Experts who’ve looked into job trends amid the post-coronavirus recovery agree that Black, Hispanic, and less-educated workers experienced significant improvements compared to whites or those with college degrees, who usually fare better.
Now, with the demand for workers slowing down, there’s a hope that the usual pattern of increased joblessness hitting these same groups the hardest might change. Despite a slight half-percentage-point uptick in the unemployment rate from the historically low 3.4% in April, there’s a mix of optimism and growing concern, according to William M. Rodgers III, Vice President and Director of the Institute for Economic Equity at the St. Louis Federal Reserve.
During a recent labor market conference, Rodgers pointed out that indicators like the employment-to-population ratio haven’t shown significant differences among racial groups, between women and men, or across various education levels. As we navigate what he terms the “tight labor market recovery period” since March 2022, coinciding with both the beginning of Fed interest rate hikes and a stretch of unemployment below 4%, those in less advantageous positions have managed to retain the job gains made during the pandemic recovery.
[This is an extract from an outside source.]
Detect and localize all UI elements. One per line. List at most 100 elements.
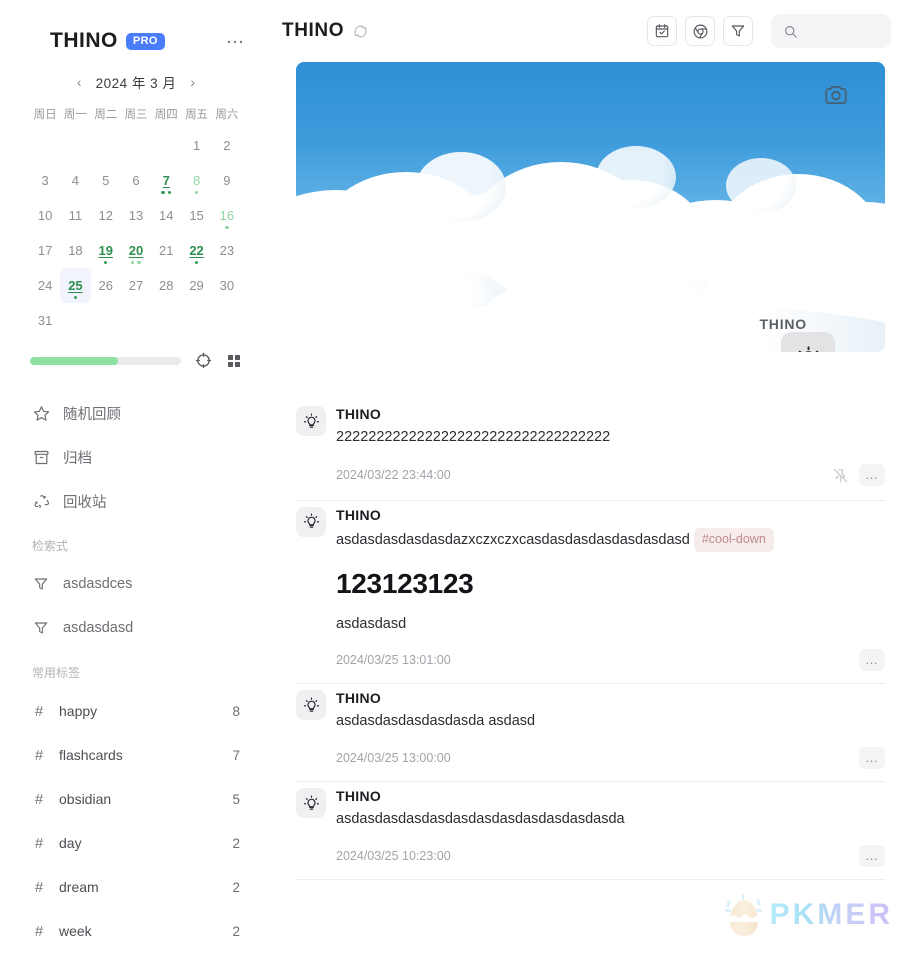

The percentage of Black men and women who are employed, compared to the overall population, has stayed higher on average between March 2022 and September 2023 than it was before the health crisis hit. Similarly, for individuals aged 25 and older without a high school diploma, the employment rate has been on an upward trend in recent months, while it has remained steady for those with more education.
However, there’s a different story for younger workers, especially among young Black individuals who are not in school. In this group, job outcomes are starting to decline, signaling a potential indication that the advantages provided by the current tight job market for those on the economic margins may not be lasting.
According to Rodgers, there’s some positive news for most segments of the population, as their unemployment rates haven’t seen a significant increase, which is reassuring as job opportunities decrease and the demand for workers cools down. Yet, he also noted the “sobering news” of a recent increase in unemployment among younger people.
Rodgers is not the only one expressing concern. Torsten Slok, the chief economist at Apollo Global Management, emphasized the importance of closely monitoring the rise in the unemployment rate for 16- to 19-year-olds, which increased from 9.2% in April to 13.2% in October, as it could be a key indicator of broader weaknesses in the labor market.